Some of the futures sell-off was attributed to the now well-known larger wheat harvests in the southern hemisphere – namely Australia and Argentina – and how that could cut into demand for U.S. wheat exports. Also building some buzz is that traders are playing the spread of going short wheat and long soybeans. For the latter, it’s important to note that Brazil ag independent firm, AgRural, cut its estimate of the soybean crop by 11.3 MMT to now sit at 133.4 MMT, with national average yields projected to be the lowest in 7 years, thanks to the ongoing heat/drought in the southern half of Brazil. Even more bullish is the estimate from US consultancy, AgResource, who’s estimating the crop at 131 MMT.

Comparably, analysts’ estimates going into this week’s WASDE report (on Wednesday, January 12th) range from 131 to 143.2 MMT, with the average around 139.6 MMT. Regardless of what CONAB or the USDA prints this week, what won’t be reflected in the numbers is the excess rains that are delaying the start of the soybean harvest in Mato Grosso (Brazil’s largest producing state), and while the moisture will be certainly appreciated by producers in southern Brazil, 20% of the country’s soybean production regions remain in a state of drought. Similarly, rainfall in Argentina will be too minimal to ease any of the moisture deficit while in nearby Paraguay, 35% of the agricultural areas are also in a state of drought.

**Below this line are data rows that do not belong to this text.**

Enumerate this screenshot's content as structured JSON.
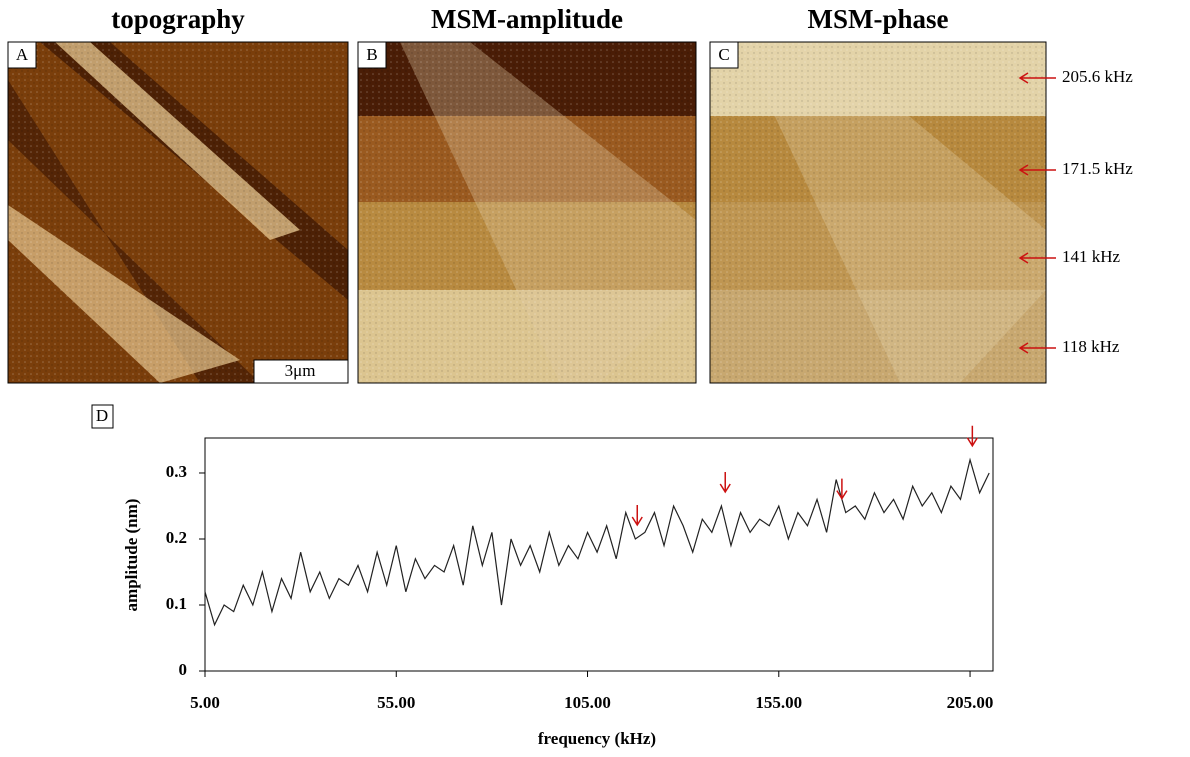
{
  "panels": [
    {
      "title": "topography",
      "label": "A",
      "scale_bar": "3μm"
    },
    {
      "title": "MSM-amplitude",
      "label": "B"
    },
    {
      "title": "MSM-phase",
      "label": "C"
    }
  ],
  "chart_data": {
    "type": "line",
    "label": "D",
    "x_label": "frequency (kHz)",
    "y_label": "amplitude (nm)",
    "x": [
      5,
      7.5,
      10,
      12.5,
      15,
      17.5,
      20,
      22.5,
      25,
      27.5,
      30,
      32.5,
      35,
      37.5,
      40,
      42.5,
      45,
      47.5,
      50,
      52.5,
      55,
      57.5,
      60,
      62.5,
      65,
      67.5,
      70,
      72.5,
      75,
      77.5,
      80,
      82.5,
      85,
      87.5,
      90,
      92.5,
      95,
      97.5,
      100,
      102.5,
      105,
      107.5,
      110,
      112.5,
      115,
      117.5,
      120,
      122.5,
      125,
      127.5,
      130,
      132.5,
      135,
      137.5,
      140,
      142.5,
      145,
      147.5,
      150,
      152.5,
      155,
      157.5,
      160,
      162.5,
      165,
      167.5,
      170,
      172.5,
      175,
      177.5,
      180,
      182.5,
      185,
      187.5,
      190,
      192.5,
      195,
      197.5,
      200,
      202.5,
      205,
      207.5,
      210
    ],
    "series": [
      {
        "color": "#222222",
        "values": [
          0.12,
          0.07,
          0.1,
          0.09,
          0.13,
          0.1,
          0.15,
          0.09,
          0.14,
          0.11,
          0.18,
          0.12,
          0.15,
          0.11,
          0.14,
          0.13,
          0.16,
          0.12,
          0.18,
          0.13,
          0.19,
          0.12,
          0.17,
          0.14,
          0.16,
          0.15,
          0.19,
          0.13,
          0.22,
          0.16,
          0.21,
          0.1,
          0.2,
          0.16,
          0.19,
          0.15,
          0.21,
          0.16,
          0.19,
          0.17,
          0.21,
          0.18,
          0.22,
          0.17,
          0.24,
          0.2,
          0.21,
          0.24,
          0.19,
          0.25,
          0.22,
          0.18,
          0.23,
          0.21,
          0.25,
          0.19,
          0.24,
          0.21,
          0.23,
          0.22,
          0.25,
          0.2,
          0.24,
          0.22,
          0.26,
          0.21,
          0.29,
          0.24,
          0.25,
          0.23,
          0.27,
          0.24,
          0.26,
          0.23,
          0.28,
          0.25,
          0.27,
          0.24,
          0.28,
          0.26,
          0.32,
          0.27,
          0.3
        ]
      }
    ],
    "xlim": [
      5,
      211
    ],
    "ylim": [
      0,
      0.353
    ],
    "xticks": [
      {
        "value": 5,
        "label": "5.00"
      },
      {
        "value": 55,
        "label": "55.00"
      },
      {
        "value": 105,
        "label": "105.00"
      },
      {
        "value": 155,
        "label": "155.00"
      },
      {
        "value": 205,
        "label": "205.00"
      }
    ],
    "yticks": [
      0,
      0.1,
      0.2,
      0.3
    ],
    "marker_color": "#cc1111",
    "markers": [
      {
        "value": 205.6,
        "label": "205.6 kHz"
      },
      {
        "value": 171.5,
        "label": "171.5 kHz"
      },
      {
        "value": 141,
        "label": "141 kHz"
      },
      {
        "value": 118,
        "label": "118 kHz"
      }
    ]
  }
}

What does this have to do with wheat markets? Well, as mentioned, speculators have moved to a very short position in wheat in a very quick timeframe, offsetting their long position in soybeans. In fact, Andre Sizov of SovEcon noted this week that managed money’s net-short position of more than 23,000 contracts in Chicago’s SRW trade is the most bearish the market has been since July 2021. However, Mr. Sizov also notes that, in the 3 times this past year that the net-short position in Chicago wheat has gone to a net-short position above 20,000 contracts, wheat markets have rallied every time.

This time might be different as there is more known about the existing supply situation than the previous 3 times in the past year that Chicago wheat fund positions were this bearish, which was late March 2021, early July (as mentioned), and mid-October. Therein, because the front-month contract is largely a function of the nearby trade, there are still a couple of notable bullish factors for new crop, 2022 wheat markets that speculators will start moving their attention to. In fact, comparing the nearby 2022 new crop futures contracts, the wheat complex didn’t see as much of a sell-off this past week, especially HRS wheat.

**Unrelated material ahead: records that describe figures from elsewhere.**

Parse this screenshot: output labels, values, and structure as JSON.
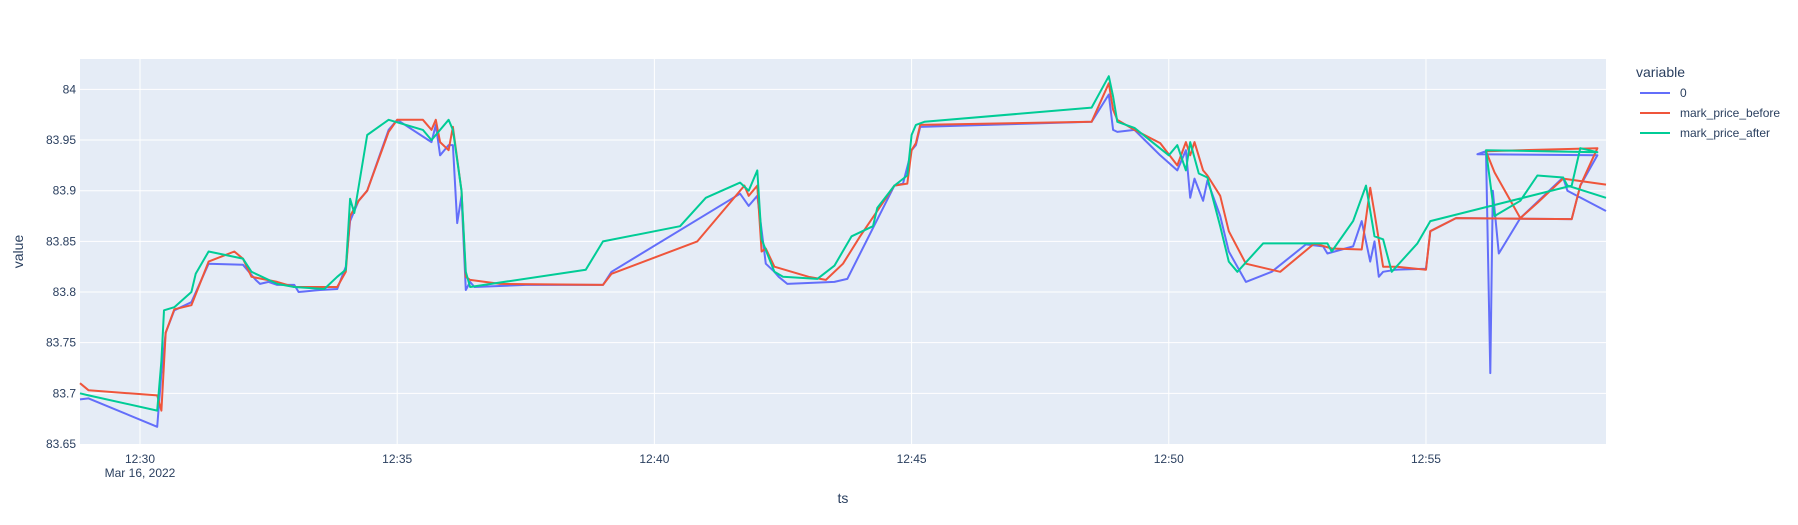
{
  "chart_data": {
    "type": "line",
    "xlabel": "ts",
    "ylabel": "value",
    "xlim": [
      "12:28:50",
      "12:58:30"
    ],
    "ylim": [
      83.65,
      84.03
    ],
    "grid": true,
    "legend_placement": "top-right",
    "legend_title": "variable",
    "x_ticks": [
      {
        "label": "12:30",
        "value": "12:30:00",
        "sublabel": "Mar 16, 2022"
      },
      {
        "label": "12:35",
        "value": "12:35:00"
      },
      {
        "label": "12:40",
        "value": "12:40:00"
      },
      {
        "label": "12:45",
        "value": "12:45:00"
      },
      {
        "label": "12:50",
        "value": "12:50:00"
      },
      {
        "label": "12:55",
        "value": "12:55:00"
      }
    ],
    "y_ticks": [
      {
        "label": "83.65",
        "value": 83.65
      },
      {
        "label": "83.7",
        "value": 83.7
      },
      {
        "label": "83.75",
        "value": 83.75
      },
      {
        "label": "83.8",
        "value": 83.8
      },
      {
        "label": "83.85",
        "value": 83.85
      },
      {
        "label": "83.9",
        "value": 83.9
      },
      {
        "label": "83.95",
        "value": 83.95
      },
      {
        "label": "84",
        "value": 84.0
      }
    ],
    "series": [
      {
        "name": "0",
        "color": "#636efa",
        "points": [
          [
            "12:28:50",
            83.694
          ],
          [
            "12:29:00",
            83.695
          ],
          [
            "12:30:20",
            83.667
          ],
          [
            "12:30:25",
            83.72
          ],
          [
            "12:30:30",
            83.76
          ],
          [
            "12:30:40",
            83.782
          ],
          [
            "12:31:00",
            83.79
          ],
          [
            "12:31:20",
            83.828
          ],
          [
            "12:32:00",
            83.827
          ],
          [
            "12:32:15",
            83.812
          ],
          [
            "12:32:20",
            83.808
          ],
          [
            "12:32:30",
            83.81
          ],
          [
            "12:32:40",
            83.807
          ],
          [
            "12:33:00",
            83.807
          ],
          [
            "12:33:05",
            83.8
          ],
          [
            "12:33:30",
            83.802
          ],
          [
            "12:33:50",
            83.803
          ],
          [
            "12:34:00",
            83.825
          ],
          [
            "12:34:05",
            83.87
          ],
          [
            "12:34:15",
            83.89
          ],
          [
            "12:34:25",
            83.9
          ],
          [
            "12:34:50",
            83.96
          ],
          [
            "12:35:00",
            83.97
          ],
          [
            "12:35:40",
            83.948
          ],
          [
            "12:35:45",
            83.965
          ],
          [
            "12:35:50",
            83.935
          ],
          [
            "12:36:00",
            83.945
          ],
          [
            "12:36:05",
            83.945
          ],
          [
            "12:36:10",
            83.868
          ],
          [
            "12:36:15",
            83.895
          ],
          [
            "12:36:20",
            83.802
          ],
          [
            "12:36:25",
            83.81
          ],
          [
            "12:36:30",
            83.805
          ],
          [
            "12:37:30",
            83.807
          ],
          [
            "12:39:00",
            83.807
          ],
          [
            "12:39:10",
            83.82
          ],
          [
            "12:41:40",
            83.897
          ],
          [
            "12:41:50",
            83.885
          ],
          [
            "12:42:00",
            83.895
          ],
          [
            "12:42:10",
            83.828
          ],
          [
            "12:42:20",
            83.82
          ],
          [
            "12:42:25",
            83.815
          ],
          [
            "12:42:35",
            83.808
          ],
          [
            "12:43:30",
            83.81
          ],
          [
            "12:43:45",
            83.813
          ],
          [
            "12:44:40",
            83.905
          ],
          [
            "12:44:50",
            83.907
          ],
          [
            "12:45:00",
            83.94
          ],
          [
            "12:45:05",
            83.945
          ],
          [
            "12:45:10",
            83.963
          ],
          [
            "12:48:30",
            83.968
          ],
          [
            "12:48:50",
            83.995
          ],
          [
            "12:48:55",
            83.96
          ],
          [
            "12:49:00",
            83.958
          ],
          [
            "12:49:20",
            83.96
          ],
          [
            "12:49:50",
            83.935
          ],
          [
            "12:50:10",
            83.92
          ],
          [
            "12:50:20",
            83.94
          ],
          [
            "12:50:25",
            83.893
          ],
          [
            "12:50:30",
            83.912
          ],
          [
            "12:50:40",
            83.89
          ],
          [
            "12:50:45",
            83.91
          ],
          [
            "12:51:00",
            83.875
          ],
          [
            "12:51:10",
            83.84
          ],
          [
            "12:51:30",
            83.81
          ],
          [
            "12:52:00",
            83.82
          ],
          [
            "12:52:40",
            83.847
          ],
          [
            "12:53:00",
            83.845
          ],
          [
            "12:53:05",
            83.838
          ],
          [
            "12:53:35",
            83.845
          ],
          [
            "12:53:45",
            83.87
          ],
          [
            "12:53:55",
            83.83
          ],
          [
            "12:54:00",
            83.85
          ],
          [
            "12:54:05",
            83.815
          ],
          [
            "12:54:10",
            83.82
          ],
          [
            "12:54:25",
            83.822
          ],
          [
            "12:55:00",
            83.823
          ],
          [
            "12:55:05",
            83.86
          ],
          [
            "12:55:35",
            83.873
          ],
          [
            "12:57:50",
            83.872
          ],
          [
            "12:58:00",
            83.905
          ],
          [
            "12:58:20",
            83.935
          ],
          [
            "12:56:00",
            83.936
          ],
          [
            "12:56:10",
            83.939
          ],
          [
            "12:56:15",
            83.72
          ],
          [
            "12:56:18",
            83.9
          ],
          [
            "12:56:25",
            83.838
          ],
          [
            "12:56:50",
            83.873
          ],
          [
            "12:57:40",
            83.913
          ],
          [
            "12:57:45",
            83.9
          ],
          [
            "12:58:30",
            83.88
          ]
        ]
      },
      {
        "name": "mark_price_before",
        "color": "#ef553b",
        "points": [
          [
            "12:28:50",
            83.71
          ],
          [
            "12:29:00",
            83.703
          ],
          [
            "12:30:20",
            83.698
          ],
          [
            "12:30:25",
            83.683
          ],
          [
            "12:30:30",
            83.76
          ],
          [
            "12:30:40",
            83.783
          ],
          [
            "12:31:00",
            83.787
          ],
          [
            "12:31:20",
            83.83
          ],
          [
            "12:31:50",
            83.84
          ],
          [
            "12:32:00",
            83.833
          ],
          [
            "12:32:10",
            83.815
          ],
          [
            "12:32:40",
            83.81
          ],
          [
            "12:33:00",
            83.805
          ],
          [
            "12:33:50",
            83.805
          ],
          [
            "12:34:00",
            83.82
          ],
          [
            "12:34:05",
            83.875
          ],
          [
            "12:34:15",
            83.89
          ],
          [
            "12:34:25",
            83.9
          ],
          [
            "12:34:50",
            83.958
          ],
          [
            "12:35:00",
            83.97
          ],
          [
            "12:35:30",
            83.97
          ],
          [
            "12:35:40",
            83.96
          ],
          [
            "12:35:45",
            83.97
          ],
          [
            "12:35:50",
            83.948
          ],
          [
            "12:36:00",
            83.94
          ],
          [
            "12:36:05",
            83.963
          ],
          [
            "12:36:15",
            83.9
          ],
          [
            "12:36:20",
            83.815
          ],
          [
            "12:36:25",
            83.812
          ],
          [
            "12:37:00",
            83.808
          ],
          [
            "12:39:00",
            83.807
          ],
          [
            "12:39:10",
            83.818
          ],
          [
            "12:40:50",
            83.85
          ],
          [
            "12:41:45",
            83.905
          ],
          [
            "12:41:50",
            83.895
          ],
          [
            "12:42:00",
            83.905
          ],
          [
            "12:42:05",
            83.84
          ],
          [
            "12:42:10",
            83.843
          ],
          [
            "12:42:20",
            83.825
          ],
          [
            "12:43:00",
            83.815
          ],
          [
            "12:43:20",
            83.812
          ],
          [
            "12:43:40",
            83.828
          ],
          [
            "12:44:00",
            83.855
          ],
          [
            "12:44:40",
            83.905
          ],
          [
            "12:44:55",
            83.907
          ],
          [
            "12:45:00",
            83.94
          ],
          [
            "12:45:05",
            83.947
          ],
          [
            "12:45:10",
            83.965
          ],
          [
            "12:48:30",
            83.968
          ],
          [
            "12:48:50",
            84.006
          ],
          [
            "12:48:55",
            83.98
          ],
          [
            "12:49:00",
            83.97
          ],
          [
            "12:49:20",
            83.96
          ],
          [
            "12:49:50",
            83.947
          ],
          [
            "12:50:10",
            83.925
          ],
          [
            "12:50:20",
            83.948
          ],
          [
            "12:50:25",
            83.935
          ],
          [
            "12:50:30",
            83.948
          ],
          [
            "12:50:40",
            83.92
          ],
          [
            "12:50:45",
            83.915
          ],
          [
            "12:51:00",
            83.895
          ],
          [
            "12:51:10",
            83.86
          ],
          [
            "12:51:30",
            83.828
          ],
          [
            "12:52:10",
            83.82
          ],
          [
            "12:52:50",
            83.848
          ],
          [
            "12:53:10",
            83.843
          ],
          [
            "12:53:45",
            83.842
          ],
          [
            "12:53:55",
            83.903
          ],
          [
            "12:54:00",
            83.878
          ],
          [
            "12:54:10",
            83.825
          ],
          [
            "12:54:25",
            83.825
          ],
          [
            "12:55:00",
            83.822
          ],
          [
            "12:55:05",
            83.86
          ],
          [
            "12:55:35",
            83.873
          ],
          [
            "12:57:50",
            83.872
          ],
          [
            "12:58:00",
            83.905
          ],
          [
            "12:58:20",
            83.942
          ],
          [
            "12:56:10",
            83.939
          ],
          [
            "12:56:20",
            83.918
          ],
          [
            "12:56:50",
            83.873
          ],
          [
            "12:57:10",
            83.888
          ],
          [
            "12:57:40",
            83.912
          ],
          [
            "12:58:30",
            83.906
          ]
        ]
      },
      {
        "name": "mark_price_after",
        "color": "#00cc96",
        "points": [
          [
            "12:28:50",
            83.7
          ],
          [
            "12:29:00",
            83.698
          ],
          [
            "12:30:20",
            83.683
          ],
          [
            "12:30:25",
            83.732
          ],
          [
            "12:30:28",
            83.782
          ],
          [
            "12:30:40",
            83.785
          ],
          [
            "12:31:00",
            83.8
          ],
          [
            "12:31:05",
            83.818
          ],
          [
            "12:31:20",
            83.84
          ],
          [
            "12:32:00",
            83.833
          ],
          [
            "12:32:10",
            83.82
          ],
          [
            "12:32:40",
            83.808
          ],
          [
            "12:33:00",
            83.805
          ],
          [
            "12:33:35",
            83.803
          ],
          [
            "12:33:50",
            83.815
          ],
          [
            "12:34:00",
            83.822
          ],
          [
            "12:34:05",
            83.892
          ],
          [
            "12:34:10",
            83.878
          ],
          [
            "12:34:25",
            83.955
          ],
          [
            "12:34:50",
            83.97
          ],
          [
            "12:35:30",
            83.96
          ],
          [
            "12:35:40",
            83.95
          ],
          [
            "12:35:50",
            83.96
          ],
          [
            "12:36:00",
            83.97
          ],
          [
            "12:36:05",
            83.96
          ],
          [
            "12:36:15",
            83.9
          ],
          [
            "12:36:20",
            83.82
          ],
          [
            "12:36:25",
            83.805
          ],
          [
            "12:38:40",
            83.822
          ],
          [
            "12:39:00",
            83.85
          ],
          [
            "12:40:30",
            83.865
          ],
          [
            "12:41:00",
            83.893
          ],
          [
            "12:41:40",
            83.908
          ],
          [
            "12:41:50",
            83.9
          ],
          [
            "12:42:00",
            83.92
          ],
          [
            "12:42:05",
            83.852
          ],
          [
            "12:42:20",
            83.82
          ],
          [
            "12:42:30",
            83.815
          ],
          [
            "12:43:10",
            83.813
          ],
          [
            "12:43:30",
            83.826
          ],
          [
            "12:43:50",
            83.855
          ],
          [
            "12:44:15",
            83.865
          ],
          [
            "12:44:20",
            83.883
          ],
          [
            "12:44:40",
            83.905
          ],
          [
            "12:44:55",
            83.915
          ],
          [
            "12:45:00",
            83.955
          ],
          [
            "12:45:05",
            83.965
          ],
          [
            "12:45:15",
            83.968
          ],
          [
            "12:48:30",
            83.982
          ],
          [
            "12:48:50",
            84.013
          ],
          [
            "12:48:55",
            83.993
          ],
          [
            "12:49:00",
            83.968
          ],
          [
            "12:49:20",
            83.962
          ],
          [
            "12:50:00",
            83.935
          ],
          [
            "12:50:10",
            83.945
          ],
          [
            "12:50:20",
            83.92
          ],
          [
            "12:50:25",
            83.948
          ],
          [
            "12:50:35",
            83.917
          ],
          [
            "12:50:45",
            83.913
          ],
          [
            "12:51:00",
            83.865
          ],
          [
            "12:51:10",
            83.83
          ],
          [
            "12:51:20",
            83.82
          ],
          [
            "12:51:50",
            83.848
          ],
          [
            "12:52:30",
            83.848
          ],
          [
            "12:53:05",
            83.848
          ],
          [
            "12:53:10",
            83.84
          ],
          [
            "12:53:35",
            83.87
          ],
          [
            "12:53:50",
            83.905
          ],
          [
            "12:54:00",
            83.855
          ],
          [
            "12:54:10",
            83.852
          ],
          [
            "12:54:20",
            83.82
          ],
          [
            "12:54:50",
            83.848
          ],
          [
            "12:55:05",
            83.87
          ],
          [
            "12:57:50",
            83.905
          ],
          [
            "12:58:00",
            83.942
          ],
          [
            "12:58:20",
            83.938
          ],
          [
            "12:56:10",
            83.94
          ],
          [
            "12:56:20",
            83.875
          ],
          [
            "12:56:50",
            83.89
          ],
          [
            "12:57:10",
            83.915
          ],
          [
            "12:57:40",
            83.913
          ],
          [
            "12:57:45",
            83.905
          ],
          [
            "12:58:30",
            83.893
          ]
        ]
      }
    ]
  }
}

Further, this week, as part of the USDA’s large January WASDE data dump, analysts are expecting to see U.S. wheat inventories, as of December 1st, down nearly 17% year-over-year to 1.42 billion bushels (or about 38.7 MMT), the lowest sine 2007. One of the other factors is the USDA’s update of U.S. winter wheat acres seeded this past fall, which are currently estimated at 34.3M, up 1.8% from the 33.7M in 2021. However, it’s important to note that, in 3 of the last 4 years going into the January acreage print, the average pre-report guesstimate has actually underestimated the actual number published by the USDA.

Also, as I’ve mentioned many times in Wheat Market Insider columns in the past, dry weather in the U.S. Southern Plains remains significant. As of last week, in Oklahoma, which is the 2nd-largest winter wheat producer in the U.S., 90% of the state is experiencing some level of drought; this is up from 79% a week prior and 73% three months ago. Meanwhile, in Kansas, the #1 winter wheat producing state in America, 50% of the state is now in some level of drought – up from 33% a week earlier and 15% three months ago – and just 33% of the crop is rated good-to-excellent, which is down from 51% a month ago and the 46% print a year ago at this time. Put another way, the fundamentals of the wheat market haven’t changed, but investors have just tip-toed over to the sidelines a bit more as the rally over the last 2 – 3 months have been more than enough to pull the profit trigger and wait for the next opportunity.